The US states typically apply a sales tax or 'use tax' to components which are not consumed in exports. As such, exports will contain some small component which consists of, say, the sales tax paid on a computer amortized over 4 years or the paper folders used in record keeping.

This is the distortion that a VAT (a consumption tax) eliminates, by allowing that tax to be backed out of exports since the final consumer pays the tax and not exports. Imports and domestic products are thus on a level playing field (if the VAT is 10%, the import gets taxed 10% at retail and so does the domestic product). See, for example, this Forbes article debunking Trump's claims that VAT is in any way unfair. It also allows governments to crank up or down the tax extraction knob without unduly affecting trade, which is perhaps a legitimate objection- that it makes it easy to increase taxes. Another criticism, typically from the other side politically, is that it is a regressive tax- usually a flat percentage of consumption.
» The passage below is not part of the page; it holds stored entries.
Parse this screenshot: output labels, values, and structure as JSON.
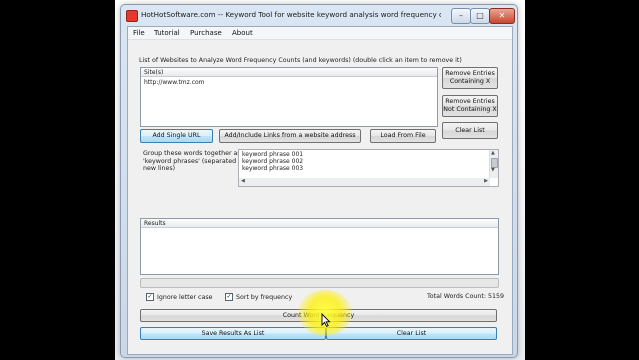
{
  "window": {
    "title": "HotHotSoftware.com -- Keyword Tool for website keyword analysis word frequency count and searc...",
    "minimize_glyph": "–",
    "maximize_glyph": "□",
    "close_glyph": "✕"
  },
  "menu": {
    "items": [
      "File",
      "Tutorial",
      "Purchase",
      "About"
    ]
  },
  "websites": {
    "section_label": "List of Websites to Analyze Word Frequency Counts (and keywords) (double click an item to remove it)",
    "column_header": "Site(s)",
    "sites": [
      "http://www.tmz.com"
    ],
    "add_single_url": "Add Single URL",
    "add_links": "Add/Include Links from a website address",
    "load_from_file": "Load From File",
    "remove_containing_line1": "Remove Entries",
    "remove_containing_line2": "Containing X",
    "remove_not_containing_line1": "Remove Entries",
    "remove_not_containing_line2": "Not Containing X",
    "clear_list": "Clear List"
  },
  "phrases": {
    "label_line1": "Group these words together as",
    "label_line2": "'keyword phrases' (separated by",
    "label_line3": "new lines)",
    "lines": [
      "keyword phrase 001",
      "keyword phrase 002",
      "keyword phrase 003"
    ]
  },
  "results": {
    "column_header": "Results"
  },
  "options": {
    "ignore_case_label": "Ignore letter case",
    "ignore_case_checked": true,
    "sort_by_frequency_label": "Sort by frequency",
    "sort_by_frequency_checked": true,
    "total_words": "Total Words Count: 5159"
  },
  "actions": {
    "count_word_frequency": "Count Word Frequency",
    "save_results": "Save Results As List",
    "clear_list": "Clear List"
  },
  "colors": {
    "accent": "#3c7fb1",
    "highlight": "#fff23c"
  }
}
The amount of state tax in such exports is pretty small but probably not negligible. In Canada, prior to introduction of the VAT (called GST) there was a hidden 12% (usually) federal manufacturer's sales tax that caused a relatively large distortion in favor of imports, but thankfully that is long gone, and in many provinces the provincial sales tax has been combined into a single visible tax at consumption for most products.

The US has no federal sales tax and it is probably virtually impossible to imagine all 50 states agreeing on a harmonized federal-state tax system, so implementing a VAT is difficult in the US, but perhaps not impossible.
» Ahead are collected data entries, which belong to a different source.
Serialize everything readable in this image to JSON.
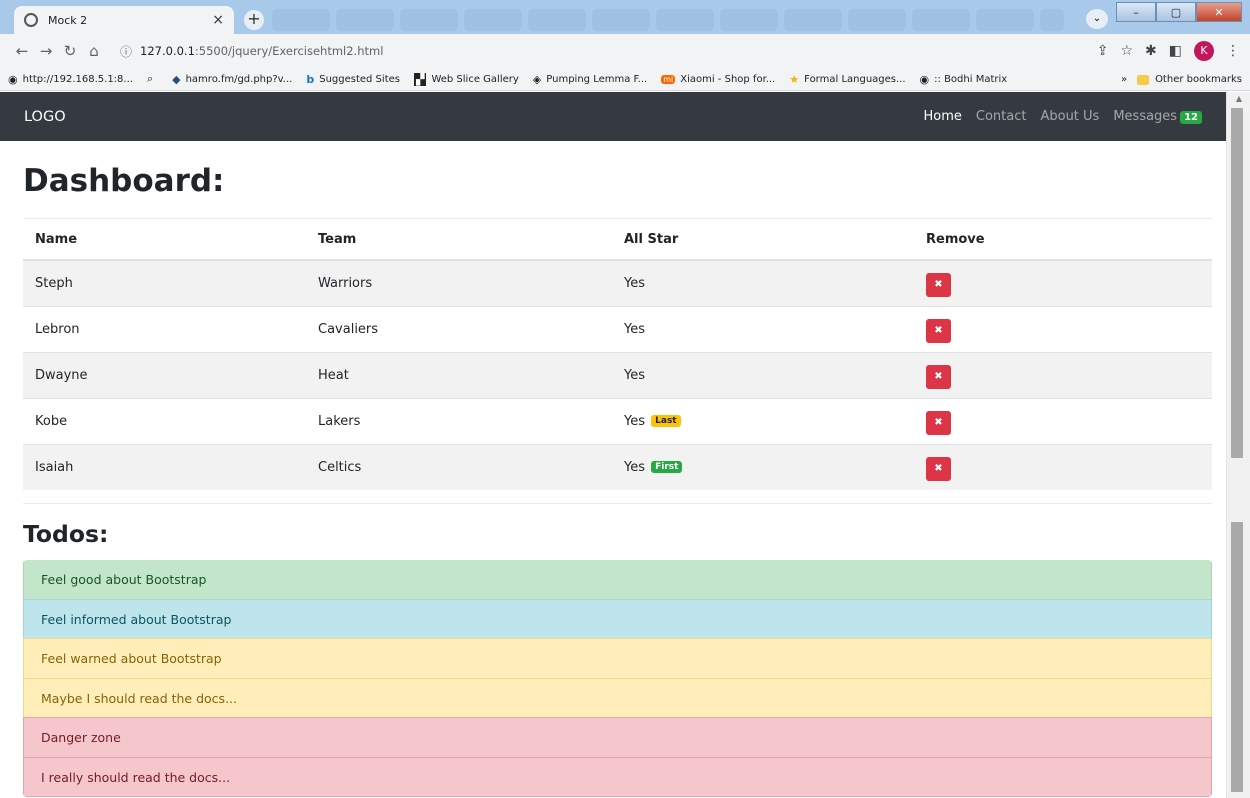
{
  "browser": {
    "tab_title": "Mock 2",
    "url_host": "127.0.0.1",
    "url_rest": ":5500/jquery/Exercisehtml2.html",
    "profile_initial": "K",
    "bookmarks": [
      {
        "icon": "globe-icon",
        "label": "http://192.168.5.1:8..."
      },
      {
        "icon": "search-icon",
        "label": ""
      },
      {
        "icon": "diamond-icon",
        "label": "hamro.fm/gd.php?v..."
      },
      {
        "icon": "bing-icon",
        "label": "Suggested Sites"
      },
      {
        "icon": "web-slice-icon",
        "label": "Web Slice Gallery"
      },
      {
        "icon": "pumping-icon",
        "label": "Pumping Lemma F..."
      },
      {
        "icon": "mi-icon",
        "label": "Xiaomi - Shop for..."
      },
      {
        "icon": "star-icon",
        "label": "Formal Languages..."
      },
      {
        "icon": "globe-icon",
        "label": ":: Bodhi Matrix"
      }
    ],
    "other_bookmarks": "Other bookmarks"
  },
  "navbar": {
    "brand": "LOGO",
    "links": [
      "Home",
      "Contact",
      "About Us",
      "Messages"
    ],
    "messages_count": "12"
  },
  "dashboard": {
    "title": "Dashboard:",
    "headers": [
      "Name",
      "Team",
      "All Star",
      "Remove"
    ],
    "rows": [
      {
        "name": "Steph",
        "team": "Warriors",
        "all_star": "Yes",
        "tag": ""
      },
      {
        "name": "Lebron",
        "team": "Cavaliers",
        "all_star": "Yes",
        "tag": ""
      },
      {
        "name": "Dwayne",
        "team": "Heat",
        "all_star": "Yes",
        "tag": ""
      },
      {
        "name": "Kobe",
        "team": "Lakers",
        "all_star": "Yes",
        "tag": "Last"
      },
      {
        "name": "Isaiah",
        "team": "Celtics",
        "all_star": "Yes",
        "tag": "First"
      }
    ],
    "remove_symbol": "✖"
  },
  "todos": {
    "title": "Todos:",
    "items": [
      "Feel good about Bootstrap",
      "Feel informed about Bootstrap",
      "Feel warned about Bootstrap",
      "Maybe I should read the docs...",
      "Danger zone",
      "I really should read the docs..."
    ]
  },
  "colors": {
    "navbar": "#343a40",
    "danger": "#dc3545",
    "success": "#28a745",
    "warning": "#ffc107"
  }
}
There appears to be a current and very deliberate attempt to obfuscate what a VAT actually does (create a level field and back out taxes from exports, allowing recipient countries to impose their own taxes at consumption) and conflate it with protectionist measures such as straightforward tariffs or the proposed complex "border adjustability" tax, the latter explicitly prohibited under WTO rules precisely because it is not a level playing field (imports are taxed and exports are subsidized).

Some countries, in particular those with internal subsidies or currencies that are not fully convertible do tax and/or apply quotas to exports but I'm not aware of any commodities that are treated that way in the US.
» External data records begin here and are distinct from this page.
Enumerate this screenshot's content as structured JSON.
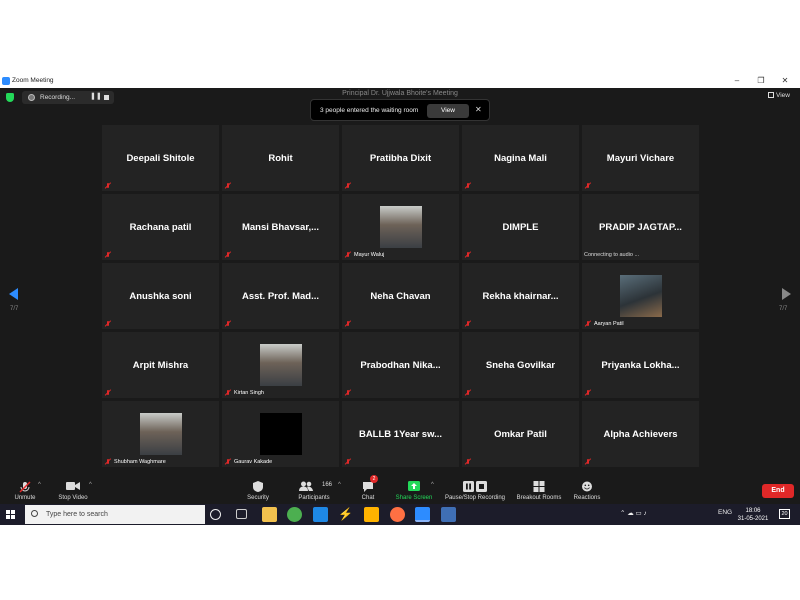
{
  "window": {
    "title": "Zoom Meeting",
    "minimize": "–",
    "maximize": "❐",
    "close": "✕"
  },
  "topbar": {
    "recording_label": "Recording...",
    "pause_glyph": "❚❚",
    "meeting_title": "Principal Dr. Ujjwala Bhoite's Meeting",
    "view_label": "View"
  },
  "waiting_room": {
    "message": "3 people entered the waiting room",
    "view_label": "View",
    "close_glyph": "✕"
  },
  "pages": {
    "left": "7/7",
    "right": "7/7"
  },
  "participants": [
    {
      "name": "Deepali Shitole"
    },
    {
      "name": "Rohit"
    },
    {
      "name": "Pratibha Dixit"
    },
    {
      "name": "Nagina Mali"
    },
    {
      "name": "Mayuri Vichare"
    },
    {
      "name": "Rachana patil"
    },
    {
      "name": "Mansi  Bhavsar,..."
    },
    {
      "label": "Mayur Waluj",
      "avatar": "person-photo"
    },
    {
      "name": "DIMPLE"
    },
    {
      "name": "PRADIP  JAGTAP...",
      "status": "Connecting to audio ..."
    },
    {
      "name": "Anushka soni"
    },
    {
      "name": "Asst. Prof. Mad..."
    },
    {
      "name": "Neha Chavan"
    },
    {
      "name": "Rekha  khairnar..."
    },
    {
      "label": "Aaryan Patil",
      "avatar": "guitar-photo"
    },
    {
      "name": "Arpit Mishra"
    },
    {
      "label": "Kirtan Singh",
      "avatar": "person-photo"
    },
    {
      "name": "Prabodhan  Nika..."
    },
    {
      "name": "Sneha Govilkar"
    },
    {
      "name": "Priyanka  Lokha..."
    },
    {
      "label": "Shubham Waghmare",
      "avatar": "person-photo"
    },
    {
      "label": "Gaurav Kakade",
      "avatar": "black-video"
    },
    {
      "name": "BALLB  1Year  sw..."
    },
    {
      "name": "Omkar Patil"
    },
    {
      "name": "Alpha Achievers"
    }
  ],
  "toolbar": {
    "unmute": "Unmute",
    "stop_video": "Stop Video",
    "security": "Security",
    "participants": "Participants",
    "participants_count": "166",
    "chat": "Chat",
    "chat_badge": "2",
    "share_screen": "Share Screen",
    "recording": "Pause/Stop Recording",
    "breakout": "Breakout Rooms",
    "reactions": "Reactions",
    "end": "End",
    "caret": "^"
  },
  "taskbar": {
    "search_placeholder": "Type here to search",
    "language": "ENG",
    "time": "18:06",
    "date": "31-05-2021",
    "notifications": "20"
  },
  "colors": {
    "accent": "#2D8CFF",
    "end_red": "#E02828",
    "share_green": "#23D959",
    "tile_bg": "#232323"
  }
}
  • Thank you for this answer. Interesting. Can you take a look at your first sentence? It may need a little editing. Also could you provide an example? And maybe a citation.
    – user9790
    Commented Jan 27, 2017 at 22:40
  • @KDog Hopefully I made it a bit more clear. A 'use tax' is the equivalent to sales tax paid (mostly by businesses) on out-of-state purchases. In theory consumers should pay it, but it is seldom enforced. Businesses are compelled to report and remit. Commented Jan 28, 2017 at 1:57

IIRC, military exports are often taxed. The rationale is that the US Army paid for the initial development, and the government should recoup some of those R&D costs when other countries benefit.

  • I'm not that familiar with it, but I'd guess that it's considered an IP license fee for patents owned by the government or some such thing rather than an export tax. As the original question mentions, taxes on exports are indeed explicitly unconstitutional. This was a precondition on some Southern states ratifying the Constitution. Of course, there's the whole ITAR licensure process to go through.